DARI SANG JENDERAL (PURN) SUNARTO
“Pagi Jenderal Sunarto….” sapaku dan langsung mengambil sikap sempurna sambil memberi hormat ketika melihat beliau berdiri didepan pintu. setelah membalas hormatku, beliaupun mempersilahkan duduk kembali dan perbincanganpun bermula. Ku coba me-remain memory beliau tentang pertemuan pertama dulu saat bareng isi acara yang di gelar sebuah komunitas dalam rangka Hari Pahlawan 10 November di Purwokerto beberapa tahun lalu. Sepertinya beliau belum berhasil mengingatnya. Akupun menyebutkan nama lengkapku dan coba mengkaitkan dengan beberapa nama sahabat beliau yang kebetulan akrab dan tempatku berguru, seperti Bapak (alm) Subijakto Tjakra werdaja (Mentri Koperasi di zaman orde baru) dan Prof. Rubijanto Misman, Rektor Unsoed di penghujung 1990 sampai 2000 awal . Seketika beliaupun tersenyum dan kehangatan perbincangan pun bermula.
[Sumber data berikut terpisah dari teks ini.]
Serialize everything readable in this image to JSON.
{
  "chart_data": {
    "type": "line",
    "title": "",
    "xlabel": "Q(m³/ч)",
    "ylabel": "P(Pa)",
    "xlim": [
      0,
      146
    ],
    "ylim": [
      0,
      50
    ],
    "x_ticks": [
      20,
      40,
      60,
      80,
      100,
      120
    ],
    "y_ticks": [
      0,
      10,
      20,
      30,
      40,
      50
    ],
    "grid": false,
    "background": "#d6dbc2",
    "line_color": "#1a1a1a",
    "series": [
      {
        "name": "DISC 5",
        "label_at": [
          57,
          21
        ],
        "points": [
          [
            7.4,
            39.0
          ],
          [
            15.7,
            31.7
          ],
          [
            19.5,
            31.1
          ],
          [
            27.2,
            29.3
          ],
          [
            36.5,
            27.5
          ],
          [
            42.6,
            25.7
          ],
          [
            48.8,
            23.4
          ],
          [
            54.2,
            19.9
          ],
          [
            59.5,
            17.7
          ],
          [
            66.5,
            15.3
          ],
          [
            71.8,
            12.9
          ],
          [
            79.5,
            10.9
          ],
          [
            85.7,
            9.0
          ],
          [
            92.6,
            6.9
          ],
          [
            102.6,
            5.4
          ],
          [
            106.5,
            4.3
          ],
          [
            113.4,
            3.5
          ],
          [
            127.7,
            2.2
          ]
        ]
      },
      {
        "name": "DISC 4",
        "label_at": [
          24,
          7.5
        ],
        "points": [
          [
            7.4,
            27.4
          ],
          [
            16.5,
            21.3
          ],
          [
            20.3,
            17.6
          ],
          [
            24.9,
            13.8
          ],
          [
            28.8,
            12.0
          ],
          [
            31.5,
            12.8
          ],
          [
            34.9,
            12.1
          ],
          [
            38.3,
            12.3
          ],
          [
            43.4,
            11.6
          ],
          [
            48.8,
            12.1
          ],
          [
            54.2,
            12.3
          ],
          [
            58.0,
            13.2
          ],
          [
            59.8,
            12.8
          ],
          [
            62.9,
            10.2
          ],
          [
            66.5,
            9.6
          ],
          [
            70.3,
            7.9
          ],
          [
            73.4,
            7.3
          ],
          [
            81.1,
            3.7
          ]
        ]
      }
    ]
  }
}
Mendapati suasana cair, akupun mulai menyampaikan “special message” dari temen sejawat beliau saat berdinas dulu yang kebetulan bertemu denganku di Jakarta di satu meeting minggu lalu. Target utama terselesaikan dan respon hangat beliau atas message itu pun ikut menyemangatiku. Aku pun melihat semangat beliau membuncah hingga perbincangan pun mengalir demikian derasnya. Perbincangan lanjutan ini lebih tepat disebut “kuliah dadakan tentang kebangsaan” dari sang jenderal. “Ini sebuah keberkahan dan juga kehormatan bisa mendapat pencerahan langsung dari seorang Purnawirawan Jenderal tentang kebangsaan dan nasionalisme”, ungkapku dalam hati.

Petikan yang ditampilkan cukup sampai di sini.